Why would I decide to eat only food grown on my farm for an entire year? That's a good question!

I do like rutabagas more than most people I've met.

Also, I have a farm, which makes the whole thing a lot easier.

Also, I like eating game, meaning I won't be put out if it comes to squirrel hunting at some point.

Also, the interconnection of the modern world perpetually begets new experiences, and the increasingly intuitive interfaces of modern electronics makes accessing these experiences both simpler and more natural seeming. It is no longer necessary to sit at a desk in a dedicated space to enter the virtual world, as the virtual world has insinuated itself into our pockets and onto our wrists. While this does bring the possibility of limitless novel interactions, it is a circumscribed infinity, the sort of infinity that can exist between a one and a zero. Our food system shares this paradox of the limited limitless. There are thousands of products in any supermarket, but for the most part they are made of the same few commodified raw materials, and even a simple exception to this monotony, like an acorn squash, often tastes predominantly of watery insipidity. Just as choosing to consciously remove the virtual from the reading of a book or a conversation with another person inevitably changes the quality of the experience, my hope is that consciously removing myself from the modern food system - by choosing a very different set of limits - I will come to understand food in a way I wouldn't if I remained connected to it. I hope this undertaking will give rise to thoughts about food and our farm and the meaning of community that I could not have without it.

Also, I'm okay with turnips. They're not as good as rutabagas, but they're not bad.

Also, I wanted an excuse to brew thirty-five gallons of cider.
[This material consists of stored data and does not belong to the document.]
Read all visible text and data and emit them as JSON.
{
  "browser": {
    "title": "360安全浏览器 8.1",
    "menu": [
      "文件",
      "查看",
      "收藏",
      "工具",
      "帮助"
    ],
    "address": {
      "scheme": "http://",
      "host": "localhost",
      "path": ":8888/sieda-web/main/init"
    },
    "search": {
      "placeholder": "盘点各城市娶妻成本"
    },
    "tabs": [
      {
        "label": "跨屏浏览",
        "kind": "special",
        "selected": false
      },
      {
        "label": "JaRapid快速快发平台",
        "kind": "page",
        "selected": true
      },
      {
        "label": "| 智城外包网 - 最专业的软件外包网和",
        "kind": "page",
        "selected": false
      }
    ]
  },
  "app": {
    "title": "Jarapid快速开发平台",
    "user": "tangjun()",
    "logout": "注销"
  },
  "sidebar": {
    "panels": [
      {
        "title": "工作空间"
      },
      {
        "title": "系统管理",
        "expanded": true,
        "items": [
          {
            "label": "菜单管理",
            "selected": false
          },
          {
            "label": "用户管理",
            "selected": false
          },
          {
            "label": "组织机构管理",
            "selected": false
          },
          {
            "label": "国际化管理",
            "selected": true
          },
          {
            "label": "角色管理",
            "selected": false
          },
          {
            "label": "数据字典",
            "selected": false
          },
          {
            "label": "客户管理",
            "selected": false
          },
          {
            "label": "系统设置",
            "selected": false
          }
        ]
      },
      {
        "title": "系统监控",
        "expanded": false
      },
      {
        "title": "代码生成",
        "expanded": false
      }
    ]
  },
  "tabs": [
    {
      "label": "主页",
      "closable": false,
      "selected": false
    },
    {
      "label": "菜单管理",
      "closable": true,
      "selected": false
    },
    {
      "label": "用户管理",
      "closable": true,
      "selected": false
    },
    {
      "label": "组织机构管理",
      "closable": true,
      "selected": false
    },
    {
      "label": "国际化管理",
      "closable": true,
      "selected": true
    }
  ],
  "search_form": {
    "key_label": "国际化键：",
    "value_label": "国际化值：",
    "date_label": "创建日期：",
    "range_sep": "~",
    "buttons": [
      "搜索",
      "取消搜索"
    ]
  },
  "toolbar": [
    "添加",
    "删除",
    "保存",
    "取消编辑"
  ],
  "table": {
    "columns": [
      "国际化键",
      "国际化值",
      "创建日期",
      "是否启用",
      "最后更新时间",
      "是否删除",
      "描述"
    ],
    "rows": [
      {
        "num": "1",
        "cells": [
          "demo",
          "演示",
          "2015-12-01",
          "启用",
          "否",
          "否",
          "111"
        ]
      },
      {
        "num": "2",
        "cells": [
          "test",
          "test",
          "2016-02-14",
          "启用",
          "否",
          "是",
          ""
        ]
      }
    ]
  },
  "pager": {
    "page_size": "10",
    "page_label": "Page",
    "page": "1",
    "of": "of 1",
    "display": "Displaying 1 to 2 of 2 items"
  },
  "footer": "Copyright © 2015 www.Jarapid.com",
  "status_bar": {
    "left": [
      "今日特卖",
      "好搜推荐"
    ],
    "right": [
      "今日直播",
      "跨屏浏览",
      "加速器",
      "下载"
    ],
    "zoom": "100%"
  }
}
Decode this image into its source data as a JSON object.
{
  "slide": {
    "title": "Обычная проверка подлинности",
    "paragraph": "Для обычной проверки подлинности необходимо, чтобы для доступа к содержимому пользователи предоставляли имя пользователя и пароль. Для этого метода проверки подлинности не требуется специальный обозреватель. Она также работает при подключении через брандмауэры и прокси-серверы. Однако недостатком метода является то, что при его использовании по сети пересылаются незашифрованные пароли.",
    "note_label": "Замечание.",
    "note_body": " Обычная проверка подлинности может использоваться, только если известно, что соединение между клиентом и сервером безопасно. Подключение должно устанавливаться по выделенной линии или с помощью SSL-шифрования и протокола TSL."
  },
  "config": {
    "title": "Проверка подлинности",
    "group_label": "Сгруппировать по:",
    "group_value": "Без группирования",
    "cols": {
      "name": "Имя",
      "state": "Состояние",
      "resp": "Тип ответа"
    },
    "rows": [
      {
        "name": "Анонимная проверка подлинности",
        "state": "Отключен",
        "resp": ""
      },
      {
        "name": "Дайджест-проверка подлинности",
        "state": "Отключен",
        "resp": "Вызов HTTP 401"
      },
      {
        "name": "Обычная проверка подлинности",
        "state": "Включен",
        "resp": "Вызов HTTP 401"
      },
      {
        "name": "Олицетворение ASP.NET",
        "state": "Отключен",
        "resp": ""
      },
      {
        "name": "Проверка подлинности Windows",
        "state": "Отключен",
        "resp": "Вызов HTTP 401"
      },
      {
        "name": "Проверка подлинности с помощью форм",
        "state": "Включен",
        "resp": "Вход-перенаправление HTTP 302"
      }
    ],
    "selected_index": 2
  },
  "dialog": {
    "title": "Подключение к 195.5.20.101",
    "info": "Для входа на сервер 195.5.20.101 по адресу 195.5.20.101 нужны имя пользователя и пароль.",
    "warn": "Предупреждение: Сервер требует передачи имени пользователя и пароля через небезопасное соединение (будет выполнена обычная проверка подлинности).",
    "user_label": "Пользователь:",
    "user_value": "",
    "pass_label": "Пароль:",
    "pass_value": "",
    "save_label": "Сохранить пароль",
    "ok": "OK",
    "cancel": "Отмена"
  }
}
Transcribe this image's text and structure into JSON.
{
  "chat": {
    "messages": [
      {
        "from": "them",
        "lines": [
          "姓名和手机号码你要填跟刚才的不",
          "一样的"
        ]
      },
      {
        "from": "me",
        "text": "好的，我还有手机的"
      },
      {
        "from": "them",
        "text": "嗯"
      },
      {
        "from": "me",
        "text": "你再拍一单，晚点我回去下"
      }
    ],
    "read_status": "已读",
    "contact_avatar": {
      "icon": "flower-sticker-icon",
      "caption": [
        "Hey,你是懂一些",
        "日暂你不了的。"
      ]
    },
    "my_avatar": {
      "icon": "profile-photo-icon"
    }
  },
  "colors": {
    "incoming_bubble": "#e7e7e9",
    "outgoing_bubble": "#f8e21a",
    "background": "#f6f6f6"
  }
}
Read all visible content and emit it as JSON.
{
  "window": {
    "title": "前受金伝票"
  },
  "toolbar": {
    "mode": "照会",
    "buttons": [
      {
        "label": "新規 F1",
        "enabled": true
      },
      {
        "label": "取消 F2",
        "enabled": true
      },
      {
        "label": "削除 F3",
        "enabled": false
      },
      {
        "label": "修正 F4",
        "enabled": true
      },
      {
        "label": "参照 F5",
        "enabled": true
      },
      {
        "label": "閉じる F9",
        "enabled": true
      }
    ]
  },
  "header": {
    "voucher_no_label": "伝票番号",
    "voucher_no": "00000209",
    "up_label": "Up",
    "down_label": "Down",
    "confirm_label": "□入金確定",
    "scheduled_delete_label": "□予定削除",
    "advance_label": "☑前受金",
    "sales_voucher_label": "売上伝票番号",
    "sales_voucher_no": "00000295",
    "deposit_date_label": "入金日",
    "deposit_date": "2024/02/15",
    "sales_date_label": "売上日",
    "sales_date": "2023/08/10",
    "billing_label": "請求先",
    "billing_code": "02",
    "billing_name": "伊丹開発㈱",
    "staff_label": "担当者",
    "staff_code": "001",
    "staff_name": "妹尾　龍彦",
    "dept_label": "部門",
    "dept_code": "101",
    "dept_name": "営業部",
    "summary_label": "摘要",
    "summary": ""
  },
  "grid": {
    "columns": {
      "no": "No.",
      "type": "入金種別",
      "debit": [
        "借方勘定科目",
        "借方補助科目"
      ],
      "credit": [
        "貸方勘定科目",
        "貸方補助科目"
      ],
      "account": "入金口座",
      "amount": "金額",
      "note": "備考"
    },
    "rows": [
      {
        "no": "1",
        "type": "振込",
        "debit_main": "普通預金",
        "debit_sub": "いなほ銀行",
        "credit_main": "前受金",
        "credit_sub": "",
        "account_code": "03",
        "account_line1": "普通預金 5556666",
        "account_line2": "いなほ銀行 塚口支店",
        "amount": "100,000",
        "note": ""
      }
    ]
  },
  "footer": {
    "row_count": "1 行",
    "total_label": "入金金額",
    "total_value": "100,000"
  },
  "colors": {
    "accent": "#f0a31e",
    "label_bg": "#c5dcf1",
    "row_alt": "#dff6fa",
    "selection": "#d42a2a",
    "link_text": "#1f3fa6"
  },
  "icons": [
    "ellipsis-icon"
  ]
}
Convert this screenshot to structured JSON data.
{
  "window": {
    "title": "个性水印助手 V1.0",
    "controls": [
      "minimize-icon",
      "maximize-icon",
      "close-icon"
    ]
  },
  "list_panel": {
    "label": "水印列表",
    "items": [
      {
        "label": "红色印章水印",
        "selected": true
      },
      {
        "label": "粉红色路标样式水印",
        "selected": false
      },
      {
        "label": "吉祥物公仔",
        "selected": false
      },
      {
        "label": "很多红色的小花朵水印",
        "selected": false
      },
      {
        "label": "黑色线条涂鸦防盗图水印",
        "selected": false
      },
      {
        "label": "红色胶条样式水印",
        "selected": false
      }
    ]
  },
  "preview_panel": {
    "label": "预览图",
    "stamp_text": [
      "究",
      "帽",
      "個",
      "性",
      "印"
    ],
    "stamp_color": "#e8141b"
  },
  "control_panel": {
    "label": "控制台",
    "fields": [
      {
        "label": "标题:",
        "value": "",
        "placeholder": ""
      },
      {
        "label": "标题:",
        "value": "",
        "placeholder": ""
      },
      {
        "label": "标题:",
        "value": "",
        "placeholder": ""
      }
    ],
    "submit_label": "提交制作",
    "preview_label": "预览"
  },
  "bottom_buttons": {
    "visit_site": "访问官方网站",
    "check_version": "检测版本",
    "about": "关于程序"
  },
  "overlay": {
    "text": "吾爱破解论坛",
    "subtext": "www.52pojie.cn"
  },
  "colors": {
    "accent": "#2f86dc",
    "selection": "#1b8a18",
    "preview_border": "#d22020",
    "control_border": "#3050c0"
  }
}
Also, over the summer between Freshman and Sophomore years of high school I, along with my friends Bennett and Jason, decided to live off the land for a weekend. On the one hand, a couple days isn't that long to rough it. On the other, this took place in a suburb of Philadelphia, so we didn't have vast tracts of wilderness awaiting our untrammeled exploration. We unsuccessfully hunted the mostly tame ducks on a country club golf course, but we did catch some bass from a nearby pond the owner was kind enough to let us fish. Coupled with potatoes from the community garden plot we were camped on these made a sort of dinner that first night, but by the end of the second day we were famished. Showing the good sense common to attentive parents, Jason's mom brought us a chicken still in its shrink wrap, which we roasted on a spit. Believe me when I say failure has never tasted so delicious, but it was failure nevertheless. So I might be motivated by a desire to redeem my fifteen-year-old self.

Maybe at some point in the coming year I’ll narrow it down a bit.

I'm thankful that my wife Alanna welcomes this strange idea, and that she is even interested in helping document the fallout, even if she's not so foolish as to give up coffee and chocolate. And I'm thankful my daughter isn't yet old enough to be embarrassed by her weird dad.